Dealer Insights - Nov/Dec 2012 - Tips For Setting and Meeting Your Dealership’s 2013 Goals

It’s the end of the year, and you’re likely planning your moves for 2013. Auto dealerships often find setting, monitoring and meeting objectives for the coming year to be difficult tasks. For example, keeping track of what you wrote down as goals in November may seem less important as the new year progresses and you grapple with day-to-day challenges.

Here is some advice for setting — and meeting — your annual business objectives.
“Where are we weak?” and “Where are we strong?” should be asked at the onset of the goal-setting process. Areas where you’re weak can be transformed into objectives for the coming year. For instance, let’s say you’re underperforming in the F&I area of your dealership. Perhaps set an objective to hit a higher penetration level or a higher dollar per retail unit sold on F&I products.
Areas where you’re already strong can be expanded. If your F&I metrics are meeting standards, maybe you could enlarge your current service offerings to include tire warranties, emission warranties and so on.


Your objectives should reflect your dealership’s strategic plan, a map of short- and long-term goals. These performance objectives should meet certain “S-M-A-R-T” criteria. That is, they should be:

Specific. Make each objective as precise as you can. Include dates, locations, processes and requirements for completion. For example: “Sell 20% more new vehicles than in 2012 each quarter by increasing our advertising budget by 10% and our sales force by two.”

Measurable.  Know the results you wish to achieve and be able to quantify them. Rather than setting a goal to, say, “improve response time for e-mailed sales inquiries,” you could set a goal to “decrease average response time for e-mailed sales inquiries from one day to four hours.”

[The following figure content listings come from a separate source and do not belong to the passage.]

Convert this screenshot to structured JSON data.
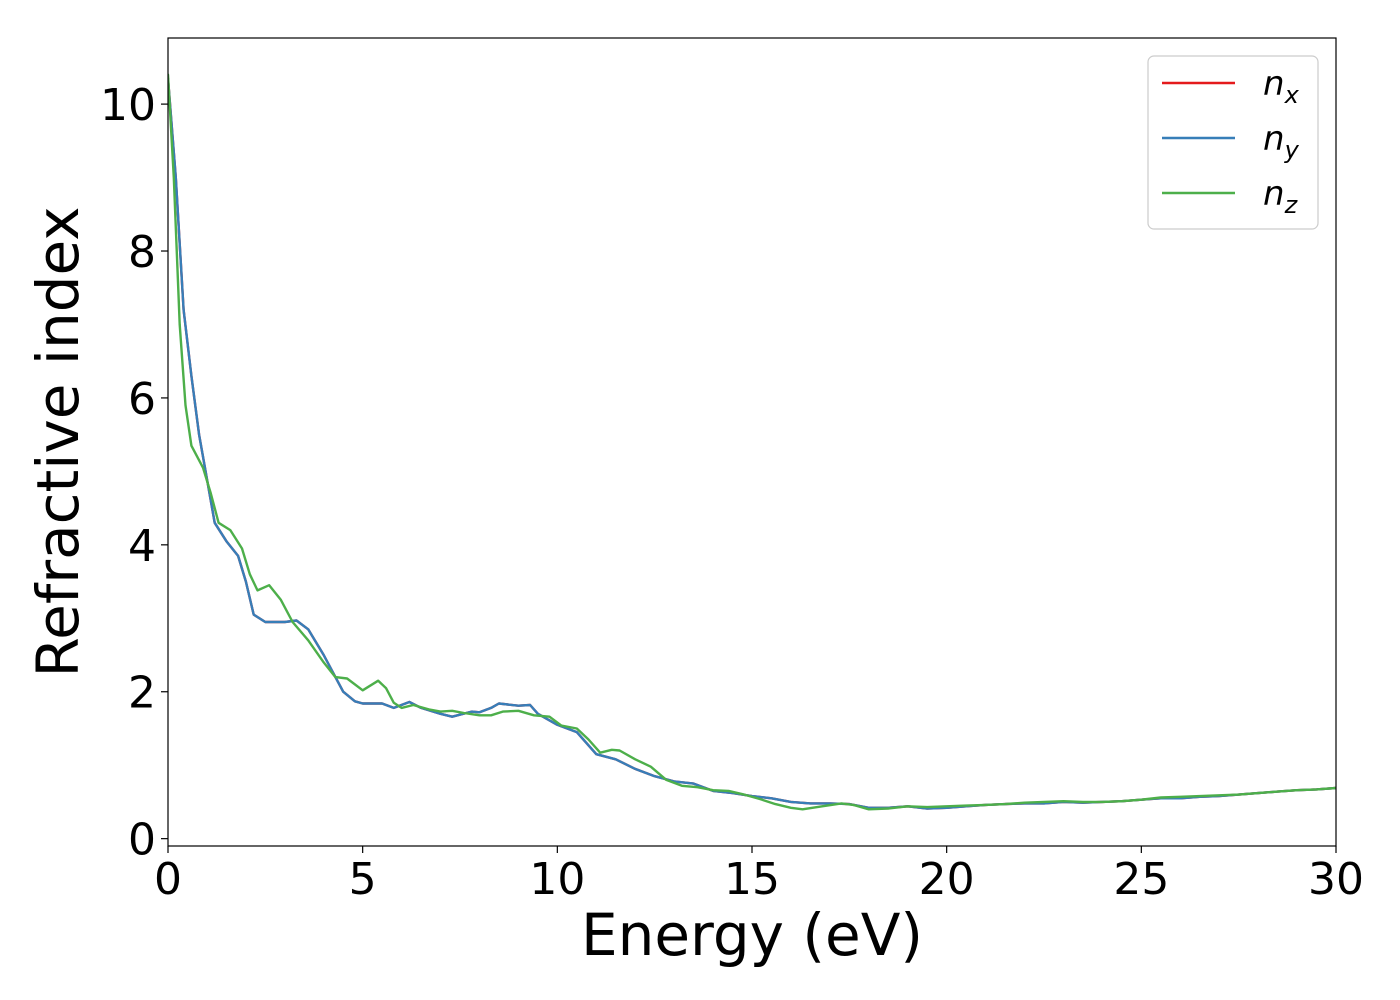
{
  "chart_data": {
    "type": "line",
    "title": "",
    "xlabel": "Energy (eV)",
    "ylabel": "Refractive index",
    "xlim": [
      0,
      30
    ],
    "ylim": [
      -0.1,
      10.9
    ],
    "xticks": [
      0,
      5,
      10,
      15,
      20,
      25,
      30
    ],
    "yticks": [
      0,
      2,
      4,
      6,
      8,
      10
    ],
    "grid": false,
    "legend_position": "top-right",
    "series": [
      {
        "name": "n",
        "subscript": "x",
        "color": "#e41a1c",
        "points": [
          [
            0,
            10.35
          ],
          [
            0.2,
            9.0
          ],
          [
            0.4,
            7.2
          ],
          [
            0.6,
            6.3
          ],
          [
            0.8,
            5.5
          ],
          [
            1.0,
            4.9
          ],
          [
            1.2,
            4.3
          ],
          [
            1.5,
            4.05
          ],
          [
            1.8,
            3.85
          ],
          [
            2.0,
            3.5
          ],
          [
            2.2,
            3.05
          ],
          [
            2.5,
            2.95
          ],
          [
            2.8,
            2.95
          ],
          [
            3.0,
            2.95
          ],
          [
            3.3,
            2.97
          ],
          [
            3.6,
            2.85
          ],
          [
            4.0,
            2.5
          ],
          [
            4.3,
            2.2
          ],
          [
            4.5,
            2.0
          ],
          [
            4.8,
            1.87
          ],
          [
            5.0,
            1.84
          ],
          [
            5.5,
            1.84
          ],
          [
            5.8,
            1.78
          ],
          [
            6.2,
            1.86
          ],
          [
            6.5,
            1.78
          ],
          [
            7.0,
            1.7
          ],
          [
            7.3,
            1.66
          ],
          [
            7.8,
            1.73
          ],
          [
            8.0,
            1.72
          ],
          [
            8.3,
            1.78
          ],
          [
            8.5,
            1.84
          ],
          [
            9.0,
            1.81
          ],
          [
            9.3,
            1.82
          ],
          [
            9.5,
            1.7
          ],
          [
            10.0,
            1.55
          ],
          [
            10.5,
            1.45
          ],
          [
            11.0,
            1.15
          ],
          [
            11.5,
            1.08
          ],
          [
            12.0,
            0.95
          ],
          [
            12.5,
            0.85
          ],
          [
            13.0,
            0.78
          ],
          [
            13.5,
            0.75
          ],
          [
            14.0,
            0.65
          ],
          [
            14.5,
            0.62
          ],
          [
            15.0,
            0.58
          ],
          [
            15.5,
            0.55
          ],
          [
            16.0,
            0.5
          ],
          [
            16.5,
            0.48
          ],
          [
            17.0,
            0.48
          ],
          [
            17.5,
            0.47
          ],
          [
            18.0,
            0.42
          ],
          [
            18.5,
            0.42
          ],
          [
            19.0,
            0.44
          ],
          [
            19.5,
            0.41
          ],
          [
            20.0,
            0.42
          ],
          [
            20.5,
            0.44
          ],
          [
            21.0,
            0.46
          ],
          [
            21.5,
            0.47
          ],
          [
            22.0,
            0.48
          ],
          [
            22.5,
            0.48
          ],
          [
            23.0,
            0.5
          ],
          [
            23.5,
            0.49
          ],
          [
            24.0,
            0.5
          ],
          [
            24.5,
            0.51
          ],
          [
            25.0,
            0.53
          ],
          [
            25.5,
            0.55
          ],
          [
            26.0,
            0.55
          ],
          [
            26.5,
            0.57
          ],
          [
            27.0,
            0.58
          ],
          [
            27.5,
            0.6
          ],
          [
            28.0,
            0.62
          ],
          [
            28.5,
            0.64
          ],
          [
            29.0,
            0.66
          ],
          [
            29.5,
            0.67
          ],
          [
            30.0,
            0.69
          ]
        ]
      },
      {
        "name": "n",
        "subscript": "y",
        "color": "#377eb8",
        "points": [
          [
            0,
            10.35
          ],
          [
            0.2,
            9.0
          ],
          [
            0.4,
            7.2
          ],
          [
            0.6,
            6.3
          ],
          [
            0.8,
            5.5
          ],
          [
            1.0,
            4.9
          ],
          [
            1.2,
            4.3
          ],
          [
            1.5,
            4.05
          ],
          [
            1.8,
            3.85
          ],
          [
            2.0,
            3.5
          ],
          [
            2.2,
            3.05
          ],
          [
            2.5,
            2.95
          ],
          [
            2.8,
            2.95
          ],
          [
            3.0,
            2.95
          ],
          [
            3.3,
            2.97
          ],
          [
            3.6,
            2.85
          ],
          [
            4.0,
            2.5
          ],
          [
            4.3,
            2.2
          ],
          [
            4.5,
            2.0
          ],
          [
            4.8,
            1.87
          ],
          [
            5.0,
            1.84
          ],
          [
            5.5,
            1.84
          ],
          [
            5.8,
            1.78
          ],
          [
            6.2,
            1.86
          ],
          [
            6.5,
            1.78
          ],
          [
            7.0,
            1.7
          ],
          [
            7.3,
            1.66
          ],
          [
            7.8,
            1.73
          ],
          [
            8.0,
            1.72
          ],
          [
            8.3,
            1.78
          ],
          [
            8.5,
            1.84
          ],
          [
            9.0,
            1.81
          ],
          [
            9.3,
            1.82
          ],
          [
            9.5,
            1.7
          ],
          [
            10.0,
            1.55
          ],
          [
            10.5,
            1.45
          ],
          [
            11.0,
            1.15
          ],
          [
            11.5,
            1.08
          ],
          [
            12.0,
            0.95
          ],
          [
            12.5,
            0.85
          ],
          [
            13.0,
            0.78
          ],
          [
            13.5,
            0.75
          ],
          [
            14.0,
            0.65
          ],
          [
            14.5,
            0.62
          ],
          [
            15.0,
            0.58
          ],
          [
            15.5,
            0.55
          ],
          [
            16.0,
            0.5
          ],
          [
            16.5,
            0.48
          ],
          [
            17.0,
            0.48
          ],
          [
            17.5,
            0.47
          ],
          [
            18.0,
            0.42
          ],
          [
            18.5,
            0.42
          ],
          [
            19.0,
            0.44
          ],
          [
            19.5,
            0.41
          ],
          [
            20.0,
            0.42
          ],
          [
            20.5,
            0.44
          ],
          [
            21.0,
            0.46
          ],
          [
            21.5,
            0.47
          ],
          [
            22.0,
            0.48
          ],
          [
            22.5,
            0.48
          ],
          [
            23.0,
            0.5
          ],
          [
            23.5,
            0.49
          ],
          [
            24.0,
            0.5
          ],
          [
            24.5,
            0.51
          ],
          [
            25.0,
            0.53
          ],
          [
            25.5,
            0.55
          ],
          [
            26.0,
            0.55
          ],
          [
            26.5,
            0.57
          ],
          [
            27.0,
            0.58
          ],
          [
            27.5,
            0.6
          ],
          [
            28.0,
            0.62
          ],
          [
            28.5,
            0.64
          ],
          [
            29.0,
            0.66
          ],
          [
            29.5,
            0.67
          ],
          [
            30.0,
            0.69
          ]
        ]
      },
      {
        "name": "n",
        "subscript": "z",
        "color": "#4daf4a",
        "points": [
          [
            0,
            10.4
          ],
          [
            0.15,
            9.0
          ],
          [
            0.3,
            7.0
          ],
          [
            0.45,
            5.9
          ],
          [
            0.6,
            5.35
          ],
          [
            0.9,
            5.05
          ],
          [
            1.1,
            4.7
          ],
          [
            1.3,
            4.3
          ],
          [
            1.6,
            4.2
          ],
          [
            1.9,
            3.95
          ],
          [
            2.1,
            3.6
          ],
          [
            2.3,
            3.38
          ],
          [
            2.6,
            3.45
          ],
          [
            2.9,
            3.25
          ],
          [
            3.2,
            2.95
          ],
          [
            3.6,
            2.7
          ],
          [
            4.0,
            2.4
          ],
          [
            4.3,
            2.2
          ],
          [
            4.6,
            2.18
          ],
          [
            5.0,
            2.02
          ],
          [
            5.4,
            2.15
          ],
          [
            5.6,
            2.05
          ],
          [
            5.8,
            1.85
          ],
          [
            6.0,
            1.78
          ],
          [
            6.3,
            1.82
          ],
          [
            6.7,
            1.76
          ],
          [
            7.0,
            1.73
          ],
          [
            7.3,
            1.74
          ],
          [
            7.6,
            1.71
          ],
          [
            8.0,
            1.68
          ],
          [
            8.3,
            1.68
          ],
          [
            8.6,
            1.73
          ],
          [
            9.0,
            1.74
          ],
          [
            9.4,
            1.68
          ],
          [
            9.8,
            1.66
          ],
          [
            10.1,
            1.54
          ],
          [
            10.5,
            1.5
          ],
          [
            10.8,
            1.35
          ],
          [
            11.1,
            1.17
          ],
          [
            11.4,
            1.21
          ],
          [
            11.6,
            1.2
          ],
          [
            12.0,
            1.08
          ],
          [
            12.4,
            0.98
          ],
          [
            12.8,
            0.8
          ],
          [
            13.2,
            0.72
          ],
          [
            13.6,
            0.7
          ],
          [
            14.0,
            0.66
          ],
          [
            14.4,
            0.65
          ],
          [
            14.8,
            0.6
          ],
          [
            15.2,
            0.54
          ],
          [
            15.6,
            0.47
          ],
          [
            16.0,
            0.42
          ],
          [
            16.3,
            0.4
          ],
          [
            16.8,
            0.44
          ],
          [
            17.3,
            0.48
          ],
          [
            17.6,
            0.46
          ],
          [
            18.0,
            0.4
          ],
          [
            18.5,
            0.41
          ],
          [
            19.0,
            0.44
          ],
          [
            19.5,
            0.43
          ],
          [
            20.0,
            0.44
          ],
          [
            20.5,
            0.45
          ],
          [
            21.0,
            0.46
          ],
          [
            21.5,
            0.47
          ],
          [
            22.0,
            0.49
          ],
          [
            22.5,
            0.5
          ],
          [
            23.0,
            0.51
          ],
          [
            23.5,
            0.5
          ],
          [
            24.0,
            0.5
          ],
          [
            24.5,
            0.51
          ],
          [
            25.0,
            0.53
          ],
          [
            25.5,
            0.56
          ],
          [
            26.0,
            0.57
          ],
          [
            26.5,
            0.58
          ],
          [
            27.0,
            0.59
          ],
          [
            27.5,
            0.6
          ],
          [
            28.0,
            0.62
          ],
          [
            28.5,
            0.64
          ],
          [
            29.0,
            0.66
          ],
          [
            29.5,
            0.67
          ],
          [
            30.0,
            0.69
          ]
        ]
      }
    ]
  }
}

Attainable. Be sure that your objective is something under your control. For instance, a goal to reduce overhead might be unattainable if your manufacturer requires you to construct a larger facility.

Realistic. Set your goals high enough that they involve a challenge, but not so high that they can’t be reached. For example, if other dealership service departments in your franchise’s region with a similar number of technicians do an average of $10,000 of business per day, you may be setting yourself up for failure if you make your goal $15,000 per day. 

Timely. Give your objectives timelines that are reasonable and keep you on track for achieving results. For instance, you could strive to reduce the number of service customer complaints by 50% by year end but, to help keep you on track, plan to send your service writers to a customer satisfaction seminar by the end of the first quarter.


Once your goals are written, they should stay in the forefront. Ask your top managers to inform you of the processes they’re using to attain their goals and to monitor their success.
Every month or, at minimum, every quarter, they should report the progress they’ve made reaching their goals. Managers also should inform you of any significant obstacles that get in the way of success. Celebrate milestones and learn from setbacks.


No matter when your year ends, you should evaluate how your dealership is meeting its goals throughout the year. Woe be the owner who waits until the end of the year to discuss financial performance with his managers. By then, it’s usually too late to solve problems.

Always have your finger on the pulse of your dealership’s performance. Action plans to reach your annual objectives may need to be retooled as the year goes on.